Sec. 2133.30. As used in this section and sections 2133.31 to 2133.47 of the Revised Code:
(A) "Attending physician" means the physician to whom a patient or patient's family has assigned primary responsibility for the medical treatment or care of the patient or, if the responsibility has not been assigned, the physician who has accepted that responsibility.
(B) "Certified nurse practitioner" and "clinical nurse specialist" have the same meanings as in section 4723.01 of the Revised Code.
(C) "Comfort care" means any of the following:
(1) Nutrition when administered to diminish pain or discomfort, but not to postpone death;
(2) Hydration when administered to diminish pain or discomfort, but not to postpone death;
(3) Any other medical or nursing procedure, treatment, intervention, or other measure that is taken to diminish pain or discomfort, but not to postpone death.
(D) "CPR" has the same meaning as in section 2133.21 of the Revised Code.
(E) "Declaration" means a document executed in accordance with section 2133.02 of the Revised Code.
(F) "DNR identification" and "do-not-resuscitate order" have the same meanings as in section 2133.21 of the Revised Code.
(G) "Durable power of attorney for health care" means a document created pursuant to sections 1337.11 to 1337.17 of the Revised Code.
(H) "Emergency medical services person" is the singular of "emergency medical services personnel," as defined in section 2133.21 of the Revised Code.
(I) "Form preparer" means the issuing practitioner who completes and signs a medical orders for life-sustaining treatment form or the individual who completes the form pursuant to the practitioner's delegation and for the practitioner's signature.
(J) "Guardian" has the same meaning as in section 2133.01 of the Revised Code.
(K) "Health care facility" means any of the following:
(1) A health care facility, as defined in section 1337.11 of the Revised Code;
(2) An ambulatory surgical facility, as defined in section 3702.30 of the Revised Code;
(3) A residential care facility, as defined in section 3721.01 of the Revised Code;
(4) A freestanding dialysis center.
(L) "Issuing practitioner" means a physician, physician assistant, certified nurse practitioner, or clinical nurse specialist who issues medical orders for life-sustaining treatment for a patient by signing as the issuing practitioner the medical orders for life-sustaining treatment form for the patient.
(M) "Life-sustaining treatment" means any medical procedure, treatment, intervention, or other measure that, when administered to a patient, is intended to serve principally to prolong the process of dying.
(N) "Medical orders for life-sustaining treatment" means instructions, issued by a physician, physician assistant, certified nurse practitioner, or clinical nurse specialist, regarding how a patient should be treated with respect to hospitalization, administration or withdrawal of life-sustaining treatment and comfort care, administration of CPR, and other treatment prescribed by the Revised Code.
(O) "Medical orders for life-sustaining treatment form," "MOLST form," or "form" means the form specified in section 2133.31 of the Revised Code.
(P) "Medically administered hydration" means fluids that are technologically administered.
(Q) "Medically administered nutrition" means sustenance that is technologically administered.
(R) "Physician" means an individual authorized under Chapter 4731. of the Revised Code to practice medicine and surgery or osteopathic medicine and surgery.
(S) "Physician assistant" means an individual who holds a valid certificate to practice as a physician assistant issued under Chapter 4730. of the Revised Code.
Sec. 2133.31. A medical orders for life-sustaining treatment form shall be substantially in the following form. It is recommended that the patient's name and date of birth, as shown below with the form's title, appear on a page separate from the remaining pages of the form.

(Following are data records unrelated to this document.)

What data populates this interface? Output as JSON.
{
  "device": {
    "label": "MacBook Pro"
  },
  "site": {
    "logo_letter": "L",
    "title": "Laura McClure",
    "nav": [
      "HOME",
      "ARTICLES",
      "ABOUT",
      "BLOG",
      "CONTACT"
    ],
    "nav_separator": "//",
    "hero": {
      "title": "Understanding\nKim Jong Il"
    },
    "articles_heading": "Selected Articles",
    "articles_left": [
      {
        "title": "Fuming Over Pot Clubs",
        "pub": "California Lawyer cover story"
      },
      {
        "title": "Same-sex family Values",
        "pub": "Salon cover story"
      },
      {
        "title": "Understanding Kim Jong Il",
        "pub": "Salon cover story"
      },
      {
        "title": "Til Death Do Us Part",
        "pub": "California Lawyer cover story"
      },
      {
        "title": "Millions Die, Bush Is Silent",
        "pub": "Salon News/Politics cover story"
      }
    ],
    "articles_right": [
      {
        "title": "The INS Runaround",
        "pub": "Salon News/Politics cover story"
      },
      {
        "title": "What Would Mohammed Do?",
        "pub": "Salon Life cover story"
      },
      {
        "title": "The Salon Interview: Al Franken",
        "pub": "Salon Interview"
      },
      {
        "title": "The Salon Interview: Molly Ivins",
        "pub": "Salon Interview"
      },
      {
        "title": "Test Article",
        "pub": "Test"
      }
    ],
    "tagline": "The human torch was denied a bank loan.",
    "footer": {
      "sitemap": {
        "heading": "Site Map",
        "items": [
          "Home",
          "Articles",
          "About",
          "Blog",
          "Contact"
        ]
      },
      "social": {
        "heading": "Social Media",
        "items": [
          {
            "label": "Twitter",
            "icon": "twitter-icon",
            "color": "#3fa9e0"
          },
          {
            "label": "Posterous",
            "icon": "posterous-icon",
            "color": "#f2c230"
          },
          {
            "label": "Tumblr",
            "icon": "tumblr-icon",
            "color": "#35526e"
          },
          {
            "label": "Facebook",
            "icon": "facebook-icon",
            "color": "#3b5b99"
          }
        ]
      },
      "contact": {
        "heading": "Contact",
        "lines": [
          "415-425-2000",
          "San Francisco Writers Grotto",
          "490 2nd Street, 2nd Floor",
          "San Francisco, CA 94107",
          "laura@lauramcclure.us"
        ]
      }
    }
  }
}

MEDICAL ORDERS FOR LIFE-SUSTAINING TREATMENT FORM
("MOLST FORM")


Patient's Name (printed): .....................................
Patient's Date of Birth: ......................................


There is no requirement that a patient or the patient's parent, guardian, legal custodian, or representative execute a medical orders for life-sustaining treatment form (MOLST form).


These medical orders are based on the patient's medical condition and advance directives or preferences at the time the orders were issued. An incomplete section does not invalidate the form and implies full treatment for that section.


Each patient shall be treated with dignity and respect and attention shall be given to the patient's needs. The duty of medicine is to care for the patient even when the patient cannot be cured. Moral judgments about the use of technology to maintain life shall reflect the inherent dignity of human life and the duty of medical care.


The instructions in this form shall be followed in accordance with Ohio law, including restrictions in Ohio Revised Code section 2133.09 governing the removal of life-sustaining treatment from an adult who currently is, and for at least the immediately preceding twelve months has been, in a permanently unconscious state.


This form may be revoked at any time and in any manner that communicates the intent to revoke.


When signed, this form supersedes all previously signed MOLST forms.


A. CARDIOPULMONARY RESUSCITATION (CPR): Individual has no pulse and is not breathing. Check only one:


[ ] Attempt resuscitation/CPR. With full treatment and intervention including intubation, advanced airway interventions, mechanical ventilation, defibrillation, and cardioversion as indicated. Transfer to intensive care if indicated.


[ ] Do NOT attempt resuscitation/DNR (no CPR).


When patient is not in cardiopulmonary arrest, follow the orders in sections B, C, and D.


B. MEDICAL INTERVENTIONS: Patient has a pulse, is breathing, or both. Check only one:


[ ] Full intervention. Includes all care described in this subsection. Use intubation, advanced airway interventions, mechanical ventilation, and cardioversion as indicated. Transfer to intensive care if indicated.


Additional order/instructions: ...............................
..............................................................


[ ] Limited additional interventions. Includes all care described in this subsection. Use medical treatment, intravenous fluids, and cardiac monitor as indicated. Do not use intubation, advanced airway interventions, or mechanical ventilation. May consider airway support (e.g., CPAP, BiPAP). Avoid intensive care.


Additional order/instructions: ...............................
..............................................................


[ ] Comfort measures only. Use medication by any route, positioning, wound care, and other measures to relieve pain and suffering. Use oxygen, suction, and manual treatment of airway obstruction as needed for comfort. Do not transfer to higher level of care for life-sustaining treatment.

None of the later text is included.